Legacy financial institutions—including many ranked highly on this year’s list—also played a key part in the surge as providers of the capital needed to fuel CLO lending. Wells Fargo was tops in the part, according to statistics from Commercial Mortgage Alert, responsible for powering $5.16 billion worth of deals. J.P. Morgan Chase wasn’t far behind at $4 billion, and Goldman Sachs had a nice taste of the action as well, supporting transactions with credit worth $1.89 billion.

And though this year’s top banana, Blackstone, didn’t issue CLOs in 2018, it was a notable cheerleader the year before, when it launched a billion-dollar CLO that was the biggest in history at the time.

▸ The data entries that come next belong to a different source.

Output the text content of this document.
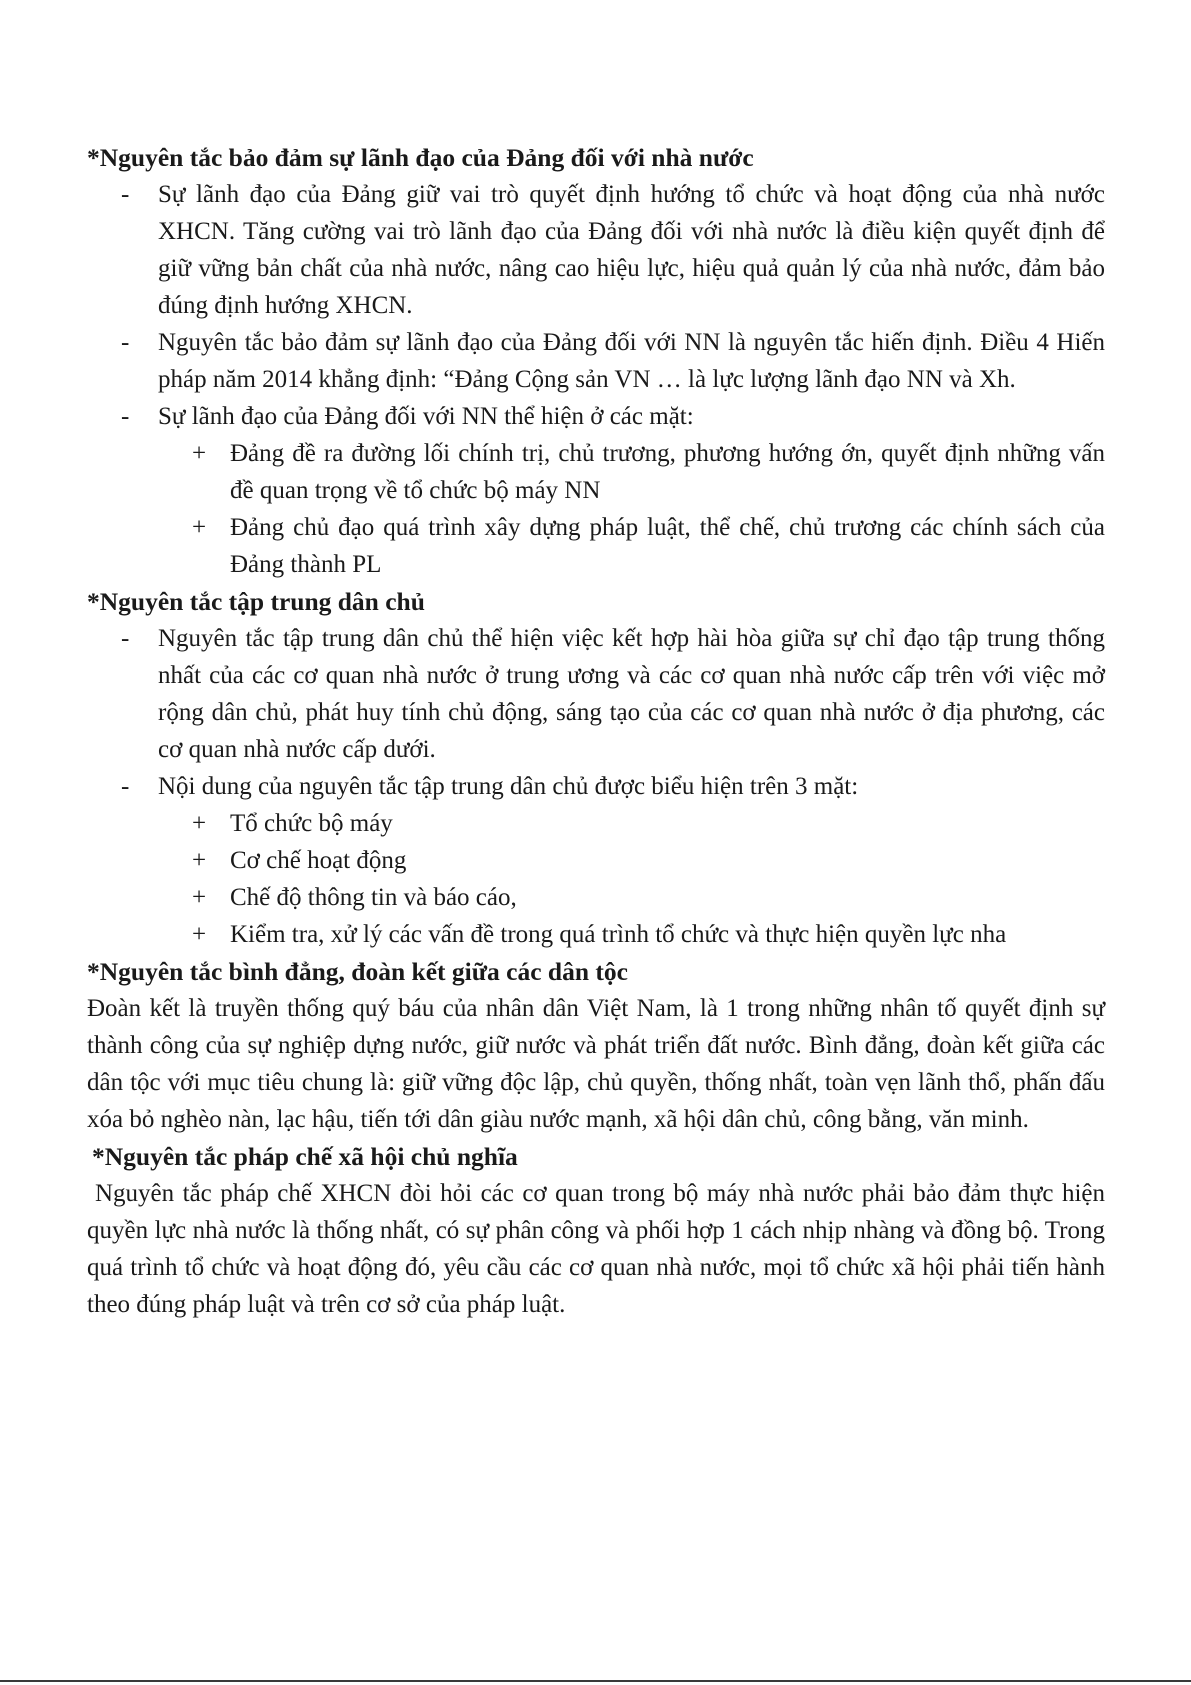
*Nguyên tắc bảo đảm sự lãnh đạo của Đảng đối với nhà nước

- Sự lãnh đạo của Đảng giữ vai trò quyết định hướng tổ chức và hoạt động của nhà nước XHCN. Tăng cường vai trò lãnh đạo của Đảng đối với nhà nước là điều kiện quyết định để giữ vững bản chất của nhà nước, nâng cao hiệu lực, hiệu quả quản lý của nhà nước, đảm bảo đúng định hướng XHCN.
- Nguyên tắc bảo đảm sự lãnh đạo của Đảng đối với NN là nguyên tắc hiến định. Điều 4 Hiến pháp năm 2014 khẳng định: “Đảng Cộng sản VN … là lực lượng lãnh đạo NN và Xh.
- Sự lãnh đạo của Đảng đối với NN thể hiện ở các mặt:
+ Đảng đề ra đường lối chính trị, chủ trương, phương hướng ớn, quyết định những vấn đề quan trọng về tổ chức bộ máy NN
+ Đảng chủ đạo quá trình xây dựng pháp luật, thể chế, chủ trương các chính sách của Đảng thành PL

*Nguyên tắc tập trung dân chủ

- Nguyên tắc tập trung dân chủ thể hiện việc kết hợp hài hòa giữa sự chỉ đạo tập trung thống nhất của các cơ quan nhà nước ở trung ương và các cơ quan nhà nước cấp trên với việc mở rộng dân chủ, phát huy tính chủ động, sáng tạo của các cơ quan nhà nước ở địa phương, các cơ quan nhà nước cấp dưới.
- Nội dung của nguyên tắc tập trung dân chủ được biểu hiện trên 3 mặt:
+ Tổ chức bộ máy
+ Cơ chế hoạt động
+ Chế độ thông tin và báo cáo,
+ Kiểm tra, xử lý các vấn đề trong quá trình tổ chức và thực hiện quyền lực nha

*Nguyên tắc bình đẳng, đoàn kết giữa các dân tộc

Đoàn kết là truyền thống quý báu của nhân dân Việt Nam, là 1 trong những nhân tố quyết định sự thành công của sự nghiệp dựng nước, giữ nước và phát triển đất nước. Bình đẳng, đoàn kết giữa các dân tộc với mục tiêu chung là: giữ vững độc lập, chủ quyền, thống nhất, toàn vẹn lãnh thổ, phấn đấu xóa bỏ nghèo nàn, lạc hậu, tiến tới dân giàu nước mạnh, xã hội dân chủ, công bằng, văn minh.

*Nguyên tắc pháp chế xã hội chủ nghĩa

Nguyên tắc pháp chế XHCN đòi hỏi các cơ quan trong bộ máy nhà nước phải bảo đảm thực hiện quyền lực nhà nước là thống nhất, có sự phân công và phối hợp 1 cách nhịp nhàng và đồng bộ. Trong quá trình tổ chức và hoạt động đó, yêu cầu các cơ quan nhà nước, mọi tổ chức xã hội phải tiến hành theo đúng pháp luật và trên cơ sở của pháp luật.
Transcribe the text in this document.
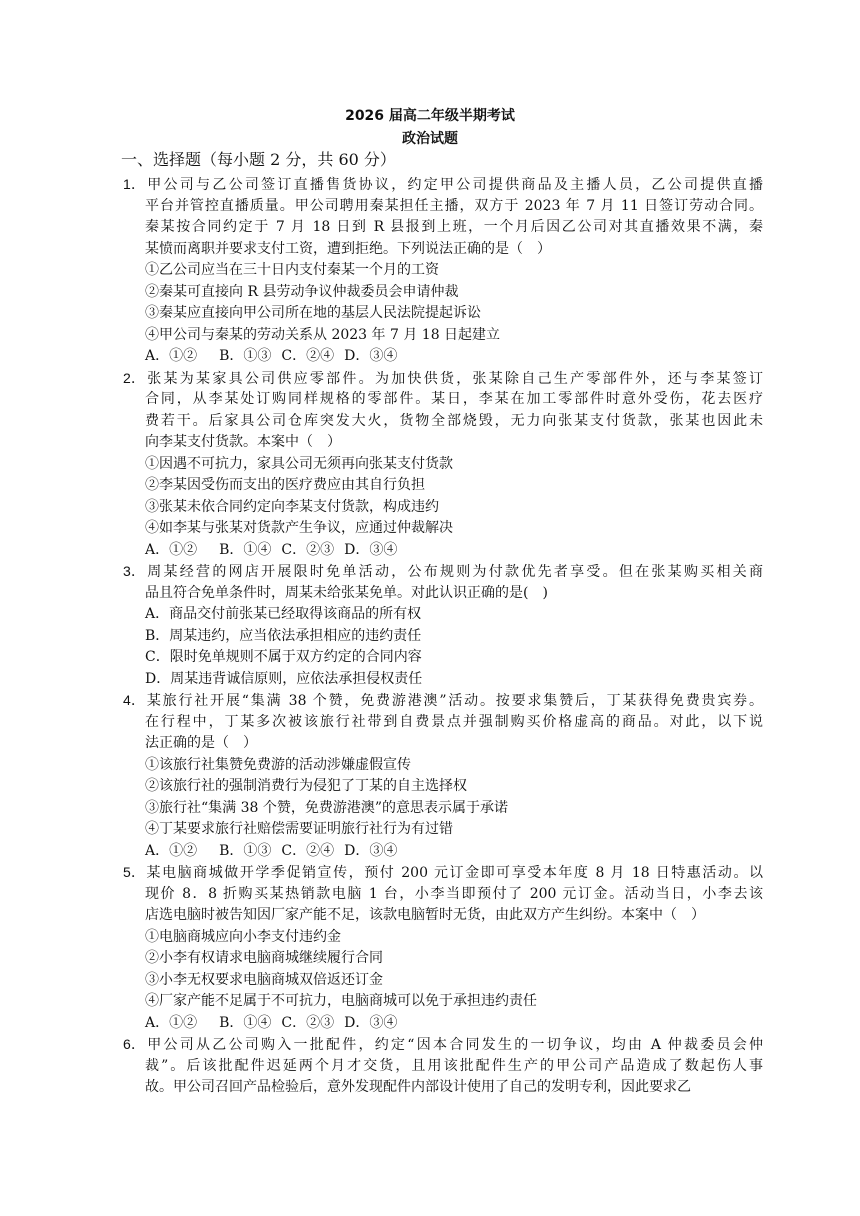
2026 届高二年级半期考试
政治试题
一、选择题（每小题 2 分，共 60 分）
1．甲公司与乙公司签订直播售货协议，约定甲公司提供商品及主播人员，乙公司提供直播
平台并管控直播质量。甲公司聘用秦某担任主播，双方于 2023 年 7 月 11 日签订劳动合同。
秦某按合同约定于 7 月 18 日到 R 县报到上班，一个月后因乙公司对其直播效果不满，秦
某愤而离职并要求支付工资，遭到拒绝。下列说法正确的是（　）
①乙公司应当在三十日内支付秦某一个月的工资
②秦某可直接向 R 县劳动争议仲裁委员会申请仲裁
③秦某应直接向甲公司所在地的基层人民法院提起诉讼
④甲公司与秦某的劳动关系从 2023 年 7 月 18 日起建立
A．①② B．①③ C．②④ D．③④
2．张某为某家具公司供应零部件。为加快供货，张某除自己生产零部件外，还与李某签订
合同，从李某处订购同样规格的零部件。某日，李某在加工零部件时意外受伤，花去医疗
费若干。后家具公司仓库突发大火，货物全部烧毁，无力向张某支付货款，张某也因此未
向李某支付货款。本案中（　）
①因遇不可抗力，家具公司无须再向张某支付货款
②李某因受伤而支出的医疗费应由其自行负担
③张某未依合同约定向李某支付货款，构成违约
④如李某与张某对货款产生争议，应通过仲裁解决
A．①② B．①④ C．②③ D．③④
3．周某经营的网店开展限时免单活动，公布规则为付款优先者享受。但在张某购买相关商
品且符合免单条件时，周某未给张某免单。对此认识正确的是(　)
A．商品交付前张某已经取得该商品的所有权
B．周某违约，应当依法承担相应的违约责任
C．限时免单规则不属于双方约定的合同内容
D．周某违背诚信原则，应依法承担侵权责任
4．某旅行社开展“集满 38 个赞，免费游港澳”活动。按要求集赞后，丁某获得免费贵宾券。
在行程中，丁某多次被该旅行社带到自费景点并强制购买价格虚高的商品。对此，以下说
法正确的是（　）
①该旅行社集赞免费游的活动涉嫌虚假宣传
②该旅行社的强制消费行为侵犯了丁某的自主选择权
③旅行社“集满 38 个赞，免费游港澳”的意思表示属于承诺
④丁某要求旅行社赔偿需要证明旅行社行为有过错
A．①② B．①③ C．②④ D．③④
5．某电脑商城做开学季促销宣传，预付 200 元订金即可享受本年度 8 月 18 日特惠活动。以
现价 8．8 折购买某热销款电脑 1 台，小李当即预付了 200 元订金。活动当日，小李去该
店选电脑时被告知因厂家产能不足，该款电脑暂时无货，由此双方产生纠纷。本案中（　）
①电脑商城应向小李支付违约金
②小李有权请求电脑商城继续履行合同
③小李无权要求电脑商城双倍返还订金
④厂家产能不足属于不可抗力，电脑商城可以免于承担违约责任
A．①② B．①④ C．②③ D．③④
6．甲公司从乙公司购入一批配件，约定“因本合同发生的一切争议，均由 A 仲裁委员会仲
裁”。后该批配件迟延两个月才交货，且用该批配件生产的甲公司产品造成了数起伤人事
故。甲公司召回产品检验后，意外发现配件内部设计使用了自己的发明专利，因此要求乙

Still, it’s not clear that recent success has launched the sector on an unbounded upward trajectory. Last year was bright overall, but the deals slowed down notably towards the end of the year, when market turmoil threw benchmark interest rates’ gentle upward course into uncertainty for the first time in years.

Spreads widened as a result, making it harder for landlords and lenders to see eye-to-eye on financing costs. Panelists at Information Management Network’s CLO conference in New York City last month agreed unanimously that the market would at best be flat this year while players wait for the interest-rate picture—and the economy more broadly—to crystallize, according to a Kroll Bond Rating Agency report about the event.

CLOs are still much more thinly traded than other sorts of mortgage bonds, KBRA noted, which makes investors wary. The debt often envisions borrowers’ completing tricky business plans, which could be jeopardized if the real estate cycle takes a turn. No one wants to be left holding the hot potato.